本文中描述的格式均使用 8bit 来对每个像素的 Y 通道(也称 luma 通道)进行编码,对于每个 U 和 V 采样也使用 8bit 进行编码。但是对于大多数格式来说,平均每个像素使用不到 24bit,因为它们包含的 U 和 V 采样少于 Y。本文不包含 10bit 或者更高 Y 通道的格式(见下一篇)。
注意
对于本文而言,术语 U 等效 Cb,属于 V 等效 Cr。
本文包含以下几部分:
- YUV Sampling. 介绍最常见的 YUV 采样技术。
- Surface Definitions. 介绍建议的 YUV 格式。
- Color Space and Chroma Sampling Rate Conversions. 提供了一些在 YUV 和 RGB 格式之间转换以及在不同 YUV 格式之间转换的指南。
- Identifying YUV Formats in Media Foundation. 说明如何在 Media Foundation 中描述 YUV 格式类型。
YUV Sampling
Chroma 通道可以有可以有比 luma 通道更低的采样率而不会带来明显的画质损失。使用符号 "A:B:C" 表示 YUV 采样的比例:
- 4:4:4 表示 chroma 通道采样没有减少。
- 4:2:2 表示 2:1 水平超采样(downsampling),垂直方向没有。每一行,每四个 Y 采样对应两个 U 和两个 V(原文用了 or)。
- 4:2:0 表示 2:1 水平超采样和 2:1 垂直超采样。
- 4:1:1 表示 4:1 水平超采样,垂直方向没有。
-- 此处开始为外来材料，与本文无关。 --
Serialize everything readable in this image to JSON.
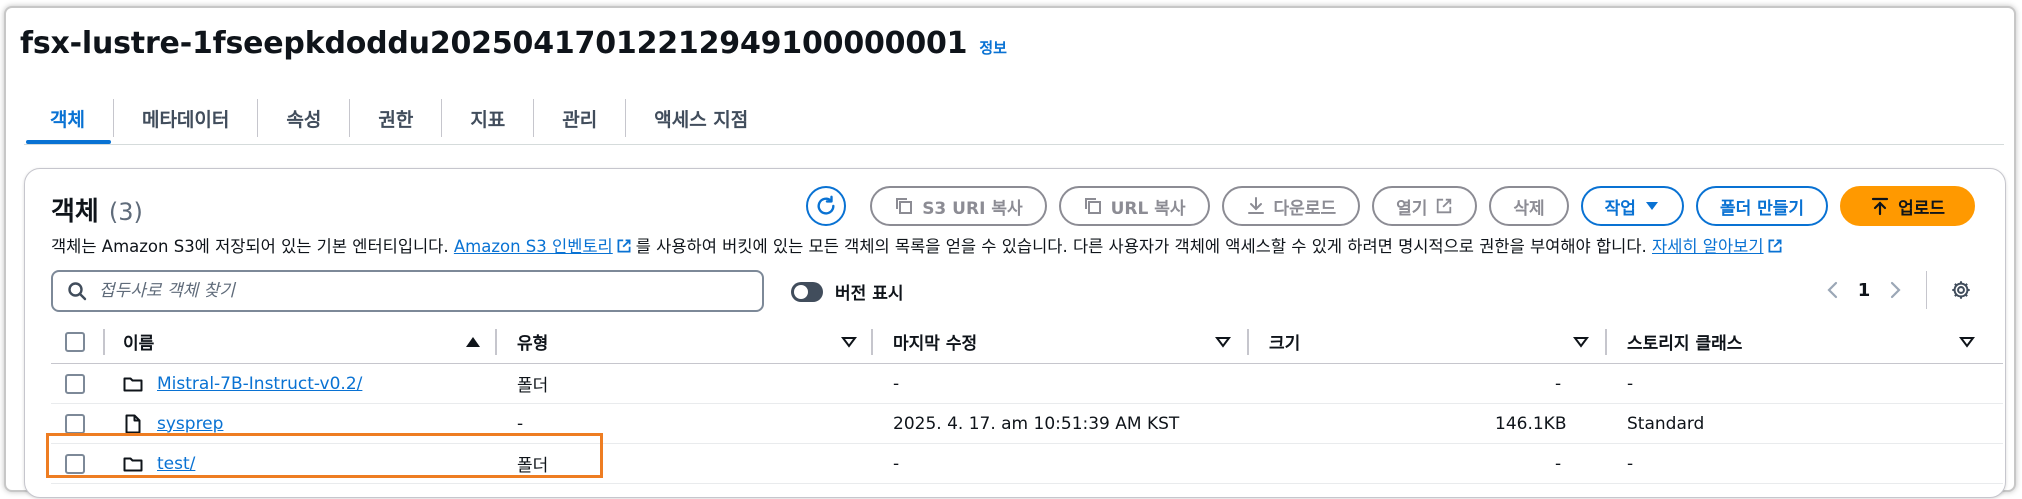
{
  "bucket": {
    "title": "fsx-lustre-1fseepkdoddu20250417012212949100000001",
    "info_label": "정보"
  },
  "tabs": [
    {
      "label": "객체",
      "active": true
    },
    {
      "label": "메타데이터"
    },
    {
      "label": "속성"
    },
    {
      "label": "권한"
    },
    {
      "label": "지표"
    },
    {
      "label": "관리"
    },
    {
      "label": "액세스 지점"
    }
  ],
  "objects_panel": {
    "title": "객체",
    "count": "(3)",
    "toolbar": {
      "refresh_icon": "refresh-icon",
      "copy_s3_uri": "S3 URI 복사",
      "copy_url": "URL 복사",
      "download": "다운로드",
      "open": "열기",
      "delete": "삭제",
      "actions": "작업",
      "create_folder": "폴더 만들기",
      "upload": "업로드"
    },
    "description": {
      "part1": "객체는 Amazon S3에 저장되어 있는 기본 엔터티입니다.",
      "link1": "Amazon S3 인벤토리",
      "part2": "를 사용하여 버킷에 있는 모든 객체의 목록을 얻을 수 있습니다. 다른 사용자가 객체에 액세스할 수 있게 하려면 명시적으로 권한을 부여해야 합니다.",
      "link2": "자세히 알아보기"
    },
    "search_placeholder": "접두사로 객체 찾기",
    "show_versions_label": "버전 표시",
    "pagination": {
      "current_page": "1"
    },
    "columns": {
      "name": "이름",
      "type": "유형",
      "last_modified": "마지막 수정",
      "size": "크기",
      "storage_class": "스토리지 클래스"
    },
    "rows": [
      {
        "icon": "folder-icon",
        "name": "Mistral-7B-Instruct-v0.2/",
        "type": "폴더",
        "last_modified": "-",
        "size": "-",
        "storage_class": "-"
      },
      {
        "icon": "file-icon",
        "name": "sysprep",
        "type": "-",
        "last_modified": "2025. 4. 17. am 10:51:39 AM KST",
        "size": "146.1KB",
        "storage_class": "Standard"
      },
      {
        "icon": "folder-icon",
        "name": "test/",
        "type": "폴더",
        "last_modified": "-",
        "size": "-",
        "storage_class": "-"
      }
    ]
  },
  "colors": {
    "accent": "#0972d3",
    "upload_button": "#ff9900",
    "highlight_box": "#ee7d22"
  }
}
在一行中每四个 Y 对应一个 U 或 V(原文用了 and)。4:1:1 采样比其他格式不太常见,本文没有详细讨论。
下图显示了如何进行超采样。Luma 用×表示,色度 chroma 用?表示。
上图的 4:2:2 采样定义在 BT.601 标准中。这里还有两种 4:2:0 采样。一种用于 MPEG-2 视频。另一种用于 MPEG-1、H.261 和 H.263。
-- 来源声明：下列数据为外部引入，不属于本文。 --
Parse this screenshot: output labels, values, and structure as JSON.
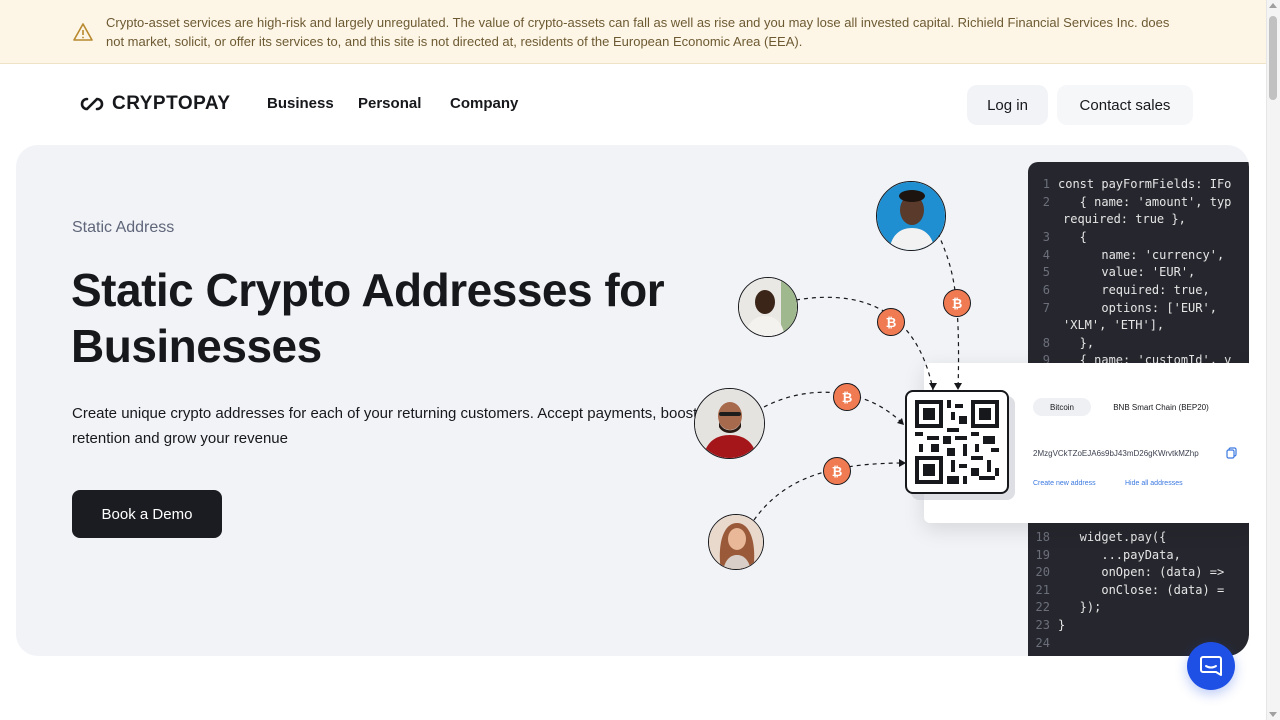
{
  "banner": {
    "text": "Crypto-asset services are high-risk and largely unregulated. The value of crypto-assets can fall as well as rise and you may lose all invested capital. Richield Financial Services Inc. does not market, solicit, or offer its services to, and this site is not directed at, residents of the European Economic Area (EEA).",
    "icon": "warning-icon"
  },
  "nav": {
    "logo": "CRYPTOPAY",
    "links": [
      "Business",
      "Personal",
      "Company"
    ],
    "login": "Log in",
    "contact": "Contact sales"
  },
  "hero": {
    "eyebrow": "Static Address",
    "headline": "Static Crypto Addresses for Businesses",
    "subtext": "Create unique crypto addresses for each of your returning customers. Accept payments, boost retention and grow your revenue",
    "cta": "Book a Demo"
  },
  "code": {
    "lines": [
      {
        "n": "1",
        "t": "const payFormFields: IFo"
      },
      {
        "n": "2",
        "t": "   { name: 'amount', typ"
      },
      {
        "n": "",
        "t": "required: true },"
      },
      {
        "n": "3",
        "t": "   {"
      },
      {
        "n": "4",
        "t": "      name: 'currency',"
      },
      {
        "n": "5",
        "t": "      value: 'EUR',"
      },
      {
        "n": "6",
        "t": "      required: true,"
      },
      {
        "n": "7",
        "t": "      options: ['EUR',"
      },
      {
        "n": "",
        "t": "'XLM', 'ETH'],"
      },
      {
        "n": "8",
        "t": "   },"
      },
      {
        "n": "9",
        "t": "   { name: 'customId', v"
      },
      {
        "n": "18",
        "t": "   widget.pay({"
      },
      {
        "n": "19",
        "t": "      ...payData,"
      },
      {
        "n": "20",
        "t": "      onOpen: (data) =>"
      },
      {
        "n": "21",
        "t": "      onClose: (data) ="
      },
      {
        "n": "22",
        "t": "   });"
      },
      {
        "n": "23",
        "t": "}"
      },
      {
        "n": "24",
        "t": ""
      }
    ]
  },
  "widget": {
    "tab_active": "Bitcoin",
    "tab_other": "BNB Smart Chain (BEP20)",
    "address": "2MzgVCkTZoEJA6s9bJ43mD26gKWrvtkMZhp",
    "create_link": "Create new address",
    "hide_link": "Hide all addresses"
  },
  "btc_symbol": "₿",
  "colors": {
    "accent_btc": "#f07b52",
    "chat": "#1f50e6",
    "hero_bg": "#f1f3f7"
  }
}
与 MPEG-1 的方案相比,MPEG-2 的方案在和 4:2:2 或 4:4:4 格式转换时更简单。MPEG-2 的方案建议在 Windows 中首选。
Surface Definitions
This section describes the 8-bit YUV formats that are recommended for video rendering. These fall into several categories:
- 4:4:4 Formats, 32 Bits per Pixel
- 4:2:2 Formats, 16 Bits per Pixel
- 4:2:0 Formats, 16 Bits per Pixel
- 4:2:0 Formats, 12 Bits per Pixel
首先,你应该了解以下概念:
- Surface origin. 对于本文中的 YUV 格式来说,原点 (0,0) 始终在左上角。
- Stride. 一个 surface 的 stride,有时也叫 pitch,是 surface 宽度的字节数。原点为左上角时,stride 始终为正。
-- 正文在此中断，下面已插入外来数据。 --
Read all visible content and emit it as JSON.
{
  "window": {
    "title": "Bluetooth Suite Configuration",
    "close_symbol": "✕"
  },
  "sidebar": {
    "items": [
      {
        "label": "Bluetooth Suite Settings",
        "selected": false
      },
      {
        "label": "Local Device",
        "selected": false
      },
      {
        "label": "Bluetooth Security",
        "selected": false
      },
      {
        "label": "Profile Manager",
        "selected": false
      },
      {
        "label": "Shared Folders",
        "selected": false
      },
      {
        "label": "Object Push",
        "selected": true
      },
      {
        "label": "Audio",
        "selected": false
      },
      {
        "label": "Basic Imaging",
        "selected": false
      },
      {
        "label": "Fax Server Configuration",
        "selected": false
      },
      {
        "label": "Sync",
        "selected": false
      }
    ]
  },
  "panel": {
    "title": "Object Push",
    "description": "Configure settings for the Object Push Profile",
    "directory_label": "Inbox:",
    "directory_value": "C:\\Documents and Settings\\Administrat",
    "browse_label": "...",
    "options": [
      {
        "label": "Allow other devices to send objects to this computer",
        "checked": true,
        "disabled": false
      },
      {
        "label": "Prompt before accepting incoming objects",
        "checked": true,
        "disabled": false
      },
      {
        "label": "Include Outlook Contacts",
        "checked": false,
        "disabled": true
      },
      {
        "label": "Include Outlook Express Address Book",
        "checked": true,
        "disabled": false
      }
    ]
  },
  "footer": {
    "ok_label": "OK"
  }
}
- Alignment. 对齐由图形显示驱动决定。surface 必须始终是对齐的 DWORD;(我理解的是图像首地址必须是32的整数倍?)对齐可以大于 32 bits,这取决于硬件的需要。
- Packed 格式与 planar 格式。YUV 格式可以分为 packed 格式和 planar 格式。packed 格式中,Y,U,和 V 被存储在单个数组里。然后像素被组织成宏像素,其布局取决于具体格式。planar 格式中,Y,U 和 V 被分别存储在三个平面中(plane)。(看完就懂了)
本文中描述的每种 YUV 格式都有一个指定的 FOURCC 代码。FOURCC 代码是通过连接四个 ASCII 字符创建的32位无符号整数。
- 4:4:4 (32 bpp) (32 bits 每像素)
- AYUV
- 4:2:2 (16 bpp)
- YUY2
- UYVY
- 4:2:0 (16 bpp)
- IMC1
- IMC3
- 4:2:0 (12 bpp)
- IMC2
- IMC4
- YV12
- NV12
4:4:4 Formats, 32 Bits per Pixel
AYUV
唯一一种建议使用的 4:4:4 格式。FOURCC code AYUV。是 packed format,每个像素被编码为四个连续的字节,按下图所示的顺序存储。
字母 A 表示 alpha 通道(透明度?)。
4:2:2 Formats, 16 Bits per Pixel
有两种建议使用的 4:2:2 格式,FOURCC 码如下:
- YUY2
- UYVY
两种都是 packed formats,其中宏像素是两个像素编码成的四个连续字节。这时 chroma 色度在水平方向采样减半。
YUY2
YUY2 格式中,数组可以被视为 unsigned char 数组,第一个字节是第一个 Y 采样,第二个字节是第一个 U (Cb) 采样,第三个字节是第二个 Y 采样,第四个字节是第一个 V (Cr) 采样,如下图所示:
If the image is addressed as an array of little-endian WORD values, the first WORD contains the first Y sample in the least significant bits (LSBs) and the first U (Cb) sample in the most significant bits (MSBs). The second WORD contains the second Y sample in the LSBs and the first V (Cr) sample in the MSBs.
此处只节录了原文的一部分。